A wrap up of the charts catching our eye over the past month.
As the first month of 2024 comes to an end, we take a look at some of the biggest topics for the year ahead. Will ‘unloved’ regions like China be able to stage a comeback? Will the oil price remain resilient in the face of geopolitical tensions? And how are central banks’ higher interest rates impacting companies?
Will the jaws close in 2024?
The divergence in performance between the US’ largest technology names and Chinese companies listed in the US – represented by the NASDAQ Golden Dragon China Index (INDEXNASDAQ: HXC), which is dominated by China’s largest technology names – grew to 220% over the 12 months to 31 December 2023. Many investors are pondering what the next 12 months will hold and whether the US’ technology companies can continue to outperform, or if market breadth will improve and currently ‘unloved’ sectors and regions, like Chinese technology companies, can start to close this gap.

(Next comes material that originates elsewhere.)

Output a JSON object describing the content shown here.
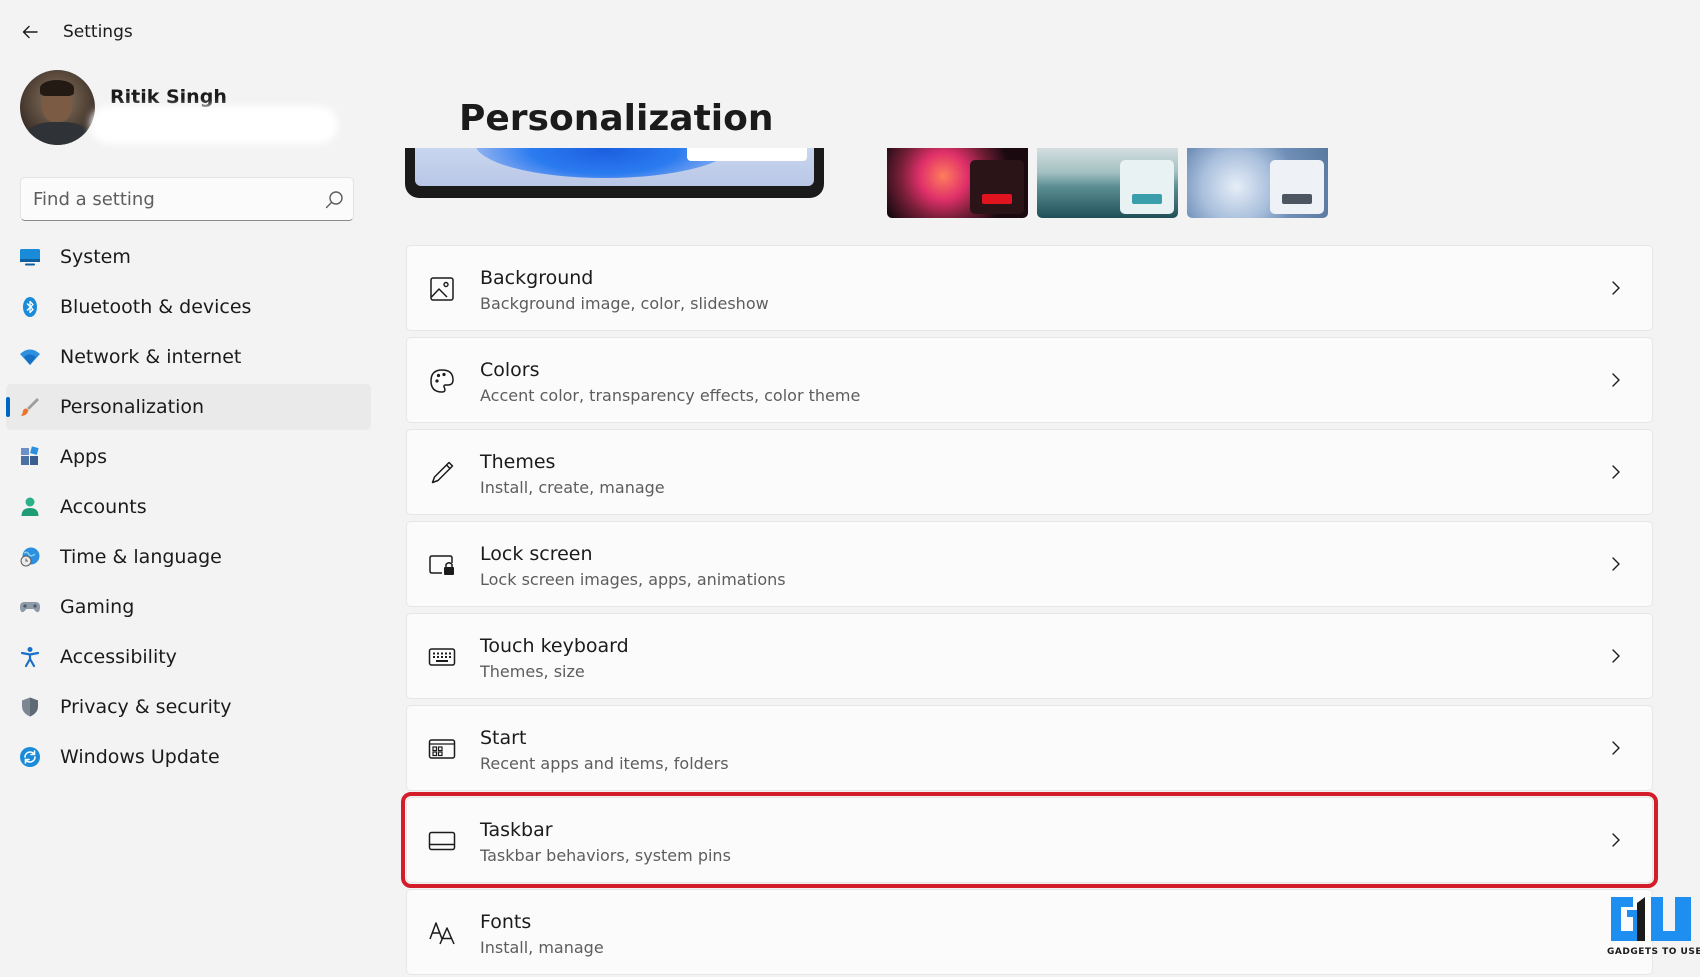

Chart 1: Total return of the US’ ‘Magnificent 7’ versus the Nasdaq Golden Dragon China Index
The US oil buffer
Incredible growth in petroleum production in the States has lessened pressure on global oil prices despite tensions in the Middle East. As of November 2023, US was producing one in five barrels of petroleum-related product globally.
Chart 2: US total consumption and production of petroleum
India overtakes Hong Kong
For the first time, India’s stock market capitalisation has overtaken Hong Kong’s. The timing of this changing of the guard is appropriate in a year where much is being discussed about the future growth prospects of both India and China.
Chart 3: Market capitalisation of Indian and Hong Kong stock exchanges
The reaction function
The outcome of the fastest rate hiking cycle in US history has surprised many, particularly the resilience the largest growth stocks have shown in a higher rate environment. At least one interesting factor in favour of these companies has been the minimal impact on borrowing costs, as many took out longer term loans when rates were low, dampening the effects of the Fed’s reaction function. Many of these companies also carry large amounts of cash, with the higher rates paid on this cash offsetting the higher interest expense.
Chart 4: Microsoft’s quarterly interest expense and the Fed Funds rate
A different kind of concentration
On the lighter side of charts we have enjoyed over the past month, this Australian Open final marked the first since 2005 that did not involve one of tennis’ ‘Big 4’ (for the non-tennis fans, that’s Federer, Nadal, Djokovic, and Murray). This got us thinking about market concentration and the tendancy for the largest companies in an index to change over time. Luckily these thoughts didn’t persist as long as the five-set match.